Cependant, en peignant ces mouvements, on transgresse en général toutes les règles. Aussi convient-il que je rapporte ici, sur la situation et les mouvements des membres, plusieurs observations que j’ai puisées dans la nature ; d’où nous devrons bien comprendre avec quelle mesure il faut employer ces différents mouvements. J’ai reconnu chez l’homme, en effet, combien, dans son attitude entière, tout son corps est subordonné à la tête, qui, de tous les membres, est le plus pesant. Or, s’il appuie tout son corps sur un seul et même pied, toujours ce pied, comme la base d’une colonne, sera placé perpendiculairement sous la tête ; et le visage d’une personne ainsi posée est presque toujours tourné vers le point où le pied est dirigé.
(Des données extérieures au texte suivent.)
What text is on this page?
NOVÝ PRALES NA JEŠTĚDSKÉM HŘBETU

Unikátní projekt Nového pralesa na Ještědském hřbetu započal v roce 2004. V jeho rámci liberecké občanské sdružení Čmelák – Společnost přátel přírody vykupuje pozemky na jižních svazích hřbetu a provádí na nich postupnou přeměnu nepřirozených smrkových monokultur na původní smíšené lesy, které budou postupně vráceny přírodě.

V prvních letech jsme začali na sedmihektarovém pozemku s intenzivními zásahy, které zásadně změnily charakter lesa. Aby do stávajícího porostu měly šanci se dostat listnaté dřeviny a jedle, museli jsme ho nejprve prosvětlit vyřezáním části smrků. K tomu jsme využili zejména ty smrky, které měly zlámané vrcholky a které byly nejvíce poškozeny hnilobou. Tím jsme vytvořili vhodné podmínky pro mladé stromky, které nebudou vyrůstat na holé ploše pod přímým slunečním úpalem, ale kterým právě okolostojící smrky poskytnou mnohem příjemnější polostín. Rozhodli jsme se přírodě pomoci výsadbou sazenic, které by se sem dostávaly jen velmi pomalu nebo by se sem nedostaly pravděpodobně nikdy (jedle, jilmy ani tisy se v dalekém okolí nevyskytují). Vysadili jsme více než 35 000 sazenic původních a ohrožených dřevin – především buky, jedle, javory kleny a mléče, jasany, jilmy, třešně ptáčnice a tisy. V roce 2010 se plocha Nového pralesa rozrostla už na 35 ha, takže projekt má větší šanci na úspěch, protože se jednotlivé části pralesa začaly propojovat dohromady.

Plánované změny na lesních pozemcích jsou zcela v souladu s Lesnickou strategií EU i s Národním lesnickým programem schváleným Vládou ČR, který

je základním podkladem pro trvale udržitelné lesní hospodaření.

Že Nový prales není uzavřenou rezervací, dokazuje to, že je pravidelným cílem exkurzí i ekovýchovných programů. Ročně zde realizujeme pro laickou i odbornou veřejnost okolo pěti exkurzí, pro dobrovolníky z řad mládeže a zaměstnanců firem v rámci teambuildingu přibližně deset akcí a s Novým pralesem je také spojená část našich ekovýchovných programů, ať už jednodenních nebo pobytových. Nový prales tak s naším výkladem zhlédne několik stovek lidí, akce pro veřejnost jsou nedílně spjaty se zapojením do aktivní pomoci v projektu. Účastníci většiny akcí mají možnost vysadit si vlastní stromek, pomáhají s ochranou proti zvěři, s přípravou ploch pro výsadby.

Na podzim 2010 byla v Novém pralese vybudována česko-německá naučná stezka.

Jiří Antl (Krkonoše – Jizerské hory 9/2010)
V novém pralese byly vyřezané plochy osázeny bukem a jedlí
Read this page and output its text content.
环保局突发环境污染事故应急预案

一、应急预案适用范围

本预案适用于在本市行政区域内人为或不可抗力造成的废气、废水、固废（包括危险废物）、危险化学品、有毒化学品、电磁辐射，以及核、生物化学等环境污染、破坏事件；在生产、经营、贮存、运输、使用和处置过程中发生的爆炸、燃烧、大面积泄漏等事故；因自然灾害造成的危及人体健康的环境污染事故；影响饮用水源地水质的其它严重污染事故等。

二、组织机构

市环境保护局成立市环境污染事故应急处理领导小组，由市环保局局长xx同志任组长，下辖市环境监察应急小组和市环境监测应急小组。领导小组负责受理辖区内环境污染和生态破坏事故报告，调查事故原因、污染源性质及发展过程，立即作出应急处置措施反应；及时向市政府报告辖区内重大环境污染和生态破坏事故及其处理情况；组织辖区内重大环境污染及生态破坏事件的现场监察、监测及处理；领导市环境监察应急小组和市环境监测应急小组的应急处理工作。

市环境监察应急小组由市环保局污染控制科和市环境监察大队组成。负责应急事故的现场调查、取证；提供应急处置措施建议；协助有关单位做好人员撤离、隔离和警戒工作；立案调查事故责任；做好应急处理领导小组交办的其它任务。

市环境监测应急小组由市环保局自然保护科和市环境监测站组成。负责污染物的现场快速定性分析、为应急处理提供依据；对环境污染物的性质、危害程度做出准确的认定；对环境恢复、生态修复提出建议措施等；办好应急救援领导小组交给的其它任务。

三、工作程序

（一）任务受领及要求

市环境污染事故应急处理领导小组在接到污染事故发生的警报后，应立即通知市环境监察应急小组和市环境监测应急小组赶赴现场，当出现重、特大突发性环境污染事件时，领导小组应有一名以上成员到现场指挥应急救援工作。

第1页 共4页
Nous avons remarqué que, quelquefois, les mouvements de la tête sont tels, qu’elle n’a pas toujours au-dessous d’elle quelques parties du corps possédant une pesanteur constante, à moins qu’elle n’attire, ce qui est certain, quelque membre dans la partie opposée, comme un bras de balance, pour lui faire contre-poids. Nous voyons que ce fait a lieu lorsqu’une personne, soutenant un fardeau à bras tendu, tient un pied fixé fermement comme le fuseau de la balance, et résiste, avec toute l’autre partie du corps, pour maintenir l’équilibre.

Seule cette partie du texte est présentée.